Assays: Assays of function include measurement of binding to C2a and formation of the C3 convertase and cleavage by the protease factor I in the presence of a cofactor such as C4BP or CR1. The most convenient assay measures cleavability by factor I and C4BP since it only requires C4BP and factor I and SDS gels to analyze the cleavage of the alpha chain of C4b. With C4b there are two cleavages made by factor I yielding the 45,000 Da C4d and two other fragments of ~29,000 and ~14,000 Da.
In vivo: C4b arises from the proteolytic cleavage of C4. The serum concentration of C4 is approximately 400 µg/mL. The primary site of synthesis is the liver, but C4 is also made in macrophages, momcytes, mammary gland, lung, spleen, kidney, brain, and in intestinal epithelial cells.
Regulation : C4b is regulated by both fluid phase and membrane-bound inactivators. Factor I is a serine protease that can cleave C4b at two peptide sites. Cleavage causes a structural rearrangement in C4b forming iC4b (inactive C4b) and iC4b lacks most of the binding sites that C4b possessed. Cleavage and inactivation of C4b by factor I requires that a cofactor be bound to C4b. The primary fluid phase cofactor is C4BP (225 µg/mL in plasma). Some cell membranes, such as human erythrocytes, possess CR1 which can act as a cofactor for factor I. Most human cells and tissues have MCP (membrane cofactor protein, CD46) which also acts as a cofactor for factor I. CR1 only acts on C4b on cells or immune complexes other than the cell bearing the CR1 while MCP only acts on C4b attached to the cell membrane bearing the MCP. Separate from the action of factor I the interactions of C4b with C4BP and CR1 inhibit other complement functions of C4b through competition with binding of C2a and through decay acceleration of the C3 convertase C4b,C2a. DAF (decay accelerating factor) is another membrane-bound protein that is present on most human cells and it interacts with C4b. It is not a cofactor for factor I and only promotes the dissociation of C3/C5 convertases containing C4b (C4b,C2a and C4b,C2a,C3b). The interactions of CR1, MCP, and DAF with C4b do not inactive the C4b itself and it is capable of continuing all of its complement functions once dissociated from them so long as it has not been cleaved by factor I.
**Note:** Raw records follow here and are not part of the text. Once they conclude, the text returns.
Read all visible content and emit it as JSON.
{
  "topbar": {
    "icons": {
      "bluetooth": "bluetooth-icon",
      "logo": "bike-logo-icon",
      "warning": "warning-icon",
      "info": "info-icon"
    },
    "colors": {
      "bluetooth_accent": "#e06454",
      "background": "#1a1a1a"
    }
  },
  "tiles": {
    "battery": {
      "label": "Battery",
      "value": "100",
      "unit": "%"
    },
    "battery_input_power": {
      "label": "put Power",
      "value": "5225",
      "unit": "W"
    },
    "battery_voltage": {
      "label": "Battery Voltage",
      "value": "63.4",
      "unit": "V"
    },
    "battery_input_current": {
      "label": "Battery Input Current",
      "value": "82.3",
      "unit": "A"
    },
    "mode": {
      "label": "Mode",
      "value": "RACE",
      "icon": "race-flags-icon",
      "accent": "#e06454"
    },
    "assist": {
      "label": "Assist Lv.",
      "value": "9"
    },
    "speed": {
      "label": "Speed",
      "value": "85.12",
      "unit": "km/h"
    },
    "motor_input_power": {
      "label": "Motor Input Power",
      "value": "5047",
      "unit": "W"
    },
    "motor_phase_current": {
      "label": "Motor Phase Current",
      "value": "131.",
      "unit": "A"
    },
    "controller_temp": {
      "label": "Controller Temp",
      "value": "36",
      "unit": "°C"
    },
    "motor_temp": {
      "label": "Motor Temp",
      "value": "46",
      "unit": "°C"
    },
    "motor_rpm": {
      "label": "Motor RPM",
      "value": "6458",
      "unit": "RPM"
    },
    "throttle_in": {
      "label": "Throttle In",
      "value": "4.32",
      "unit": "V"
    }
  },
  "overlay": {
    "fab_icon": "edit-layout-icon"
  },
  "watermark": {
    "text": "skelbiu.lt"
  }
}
Deficiencies: Complete deficiencies of C4 are rare due to the presence of four genes in most individuals . Deficient individuals have been found to lack classical pathway function and to suffer from severe immune complex disease similar to individuals with complete lack of the C4A isotype, but who possess the C4B isotype (see Diseases, below).
Diseases: Deficiency of the C4A variant in humans is correlated with an increased incidence of autoimmune disorders, primarily systemic lupus erythematosus (SLE). It is thought that the increased reactivity of C4A with amino groups found on proteins is important for effective activation of complement on immune complexes. Low concentrations of C4A due to heterozygous or homozygous states (most humans carry four C4 genes) is associated with less efficient clearance of immune complexes.
Precautions/Toxicity/Hazards: The source of this protein is human serum, therefore precautions appropriate for handling any blood-derived product must be used even though the source was shown by certified tests to be negative for HBsAg, HTLV-I/II, STS, and for antibodies to HCV, HIV-1 and HIV-II. MSDS available upon request.